Whether it be the 211, 80, 535 express, la 51direction ouest, Greyhound, Air Canada, orange line or green line… it seems I’ve always been rather partial to writing on the bus, metro, train, plane and even the occasional automobile.  I call it the PT (Public Transport) experience (not really, but all the kids are acronyming these days and I’m running with it, DMC style.  Yes, that is correct, you did just witness two lame jokes in one sentence… I know, it takes skill).  Moving along…

In continuing with yesterday’s theme, I recently found a whole whack of journal entries written from the back of a bus (real paper journals people, filled with a strange blue substance called ink).  So I’m thinking I might have a few more PT tales to share with you this week.  If you’re not down with that… you can always go look at the cute kittens & puppies.  Otherwise, won’t you join me?  The wheels on the bus go round and round….

Act 2: Summer of 2003, on the 211

There’s this woman I see on the bus, almost every day.  She boards somewhere along Lakeshore, walks with a side to side gait (her girth doesn’t allow long strides but she manages) and sits on the front seat, hand clutched around the railing.  Same spot, all the time.  She is fairly enormous and I mention it only to compare this feature to her very small head.  She resembles a bird, with thin downward lips like the gape of a robin.  Her nose is the beak of a sharp-shinned hawk and her eyes are magnified under enormous glasses, which cover half her pale face.  She wears so many layers, she almost passes for a bum; green polyester pants, frayed gloves, a white silk scarf hiding her dirty blond hair, brittle and dry like straw.  She looks ahead, swallows a lot and blinks hard.  Because of her voluptuous size, and because she doesn’t ever take her backpack (which is covered in key chains) off before sitting she ends up at the very edge of her seat, hence the clutching of the rail.

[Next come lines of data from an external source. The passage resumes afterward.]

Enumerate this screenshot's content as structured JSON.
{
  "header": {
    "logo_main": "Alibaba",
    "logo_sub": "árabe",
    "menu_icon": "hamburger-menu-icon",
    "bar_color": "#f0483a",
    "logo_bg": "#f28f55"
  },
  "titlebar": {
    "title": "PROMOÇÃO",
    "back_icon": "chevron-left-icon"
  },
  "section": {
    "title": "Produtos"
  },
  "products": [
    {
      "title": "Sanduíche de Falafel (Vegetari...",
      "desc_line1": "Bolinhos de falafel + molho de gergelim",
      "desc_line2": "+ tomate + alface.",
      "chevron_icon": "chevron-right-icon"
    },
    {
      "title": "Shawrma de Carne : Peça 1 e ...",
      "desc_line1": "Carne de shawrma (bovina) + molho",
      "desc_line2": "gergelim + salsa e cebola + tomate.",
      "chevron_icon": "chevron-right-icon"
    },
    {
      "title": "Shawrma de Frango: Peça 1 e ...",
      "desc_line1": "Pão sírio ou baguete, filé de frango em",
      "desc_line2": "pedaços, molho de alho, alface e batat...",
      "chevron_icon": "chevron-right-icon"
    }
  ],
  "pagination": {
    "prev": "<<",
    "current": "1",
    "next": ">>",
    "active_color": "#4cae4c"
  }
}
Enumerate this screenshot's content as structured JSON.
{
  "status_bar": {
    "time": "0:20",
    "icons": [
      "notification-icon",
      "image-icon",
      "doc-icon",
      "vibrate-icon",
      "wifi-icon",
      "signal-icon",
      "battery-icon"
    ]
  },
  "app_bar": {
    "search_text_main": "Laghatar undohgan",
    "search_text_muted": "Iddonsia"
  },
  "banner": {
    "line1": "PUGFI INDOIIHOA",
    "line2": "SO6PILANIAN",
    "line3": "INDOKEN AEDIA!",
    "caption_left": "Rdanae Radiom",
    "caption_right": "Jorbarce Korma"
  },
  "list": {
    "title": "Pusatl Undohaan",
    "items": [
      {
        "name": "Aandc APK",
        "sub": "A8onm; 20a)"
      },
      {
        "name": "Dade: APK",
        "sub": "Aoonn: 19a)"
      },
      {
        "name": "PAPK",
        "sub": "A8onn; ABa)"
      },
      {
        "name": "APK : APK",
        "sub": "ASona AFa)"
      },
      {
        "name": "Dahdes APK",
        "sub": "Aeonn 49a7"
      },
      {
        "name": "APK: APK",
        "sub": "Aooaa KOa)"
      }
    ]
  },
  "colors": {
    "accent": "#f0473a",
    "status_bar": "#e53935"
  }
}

I sound sans coeur when I speak of her, but I feel a strange kind of affection toward her or the character I think she is.  She looks at everyone that steps off the bus, up and down, up and down, no shame, don’t mind if I stare.  She cocks her head, stares sideways and swallows and blinks, which further magnifies her robin-like looks, one pecking for worms after the rain. When children board, she smiles and I see through her brown translucent teeth, kindness.  And I see beneath all those layers, a gentle, glowing heart.   But nobody ever looks back at her.  In a culture obsessed with perfection and super model beauty, nobody every smiles at the so-called “unfortunate-looking” ones, which is sad because they are beautiful too if you take the time to look at them; they too are part of this masterpiece called life.

So I smile her way as I get off the bus and I almost say “see you tomorrow” but the words somehow stay stuck in my throat.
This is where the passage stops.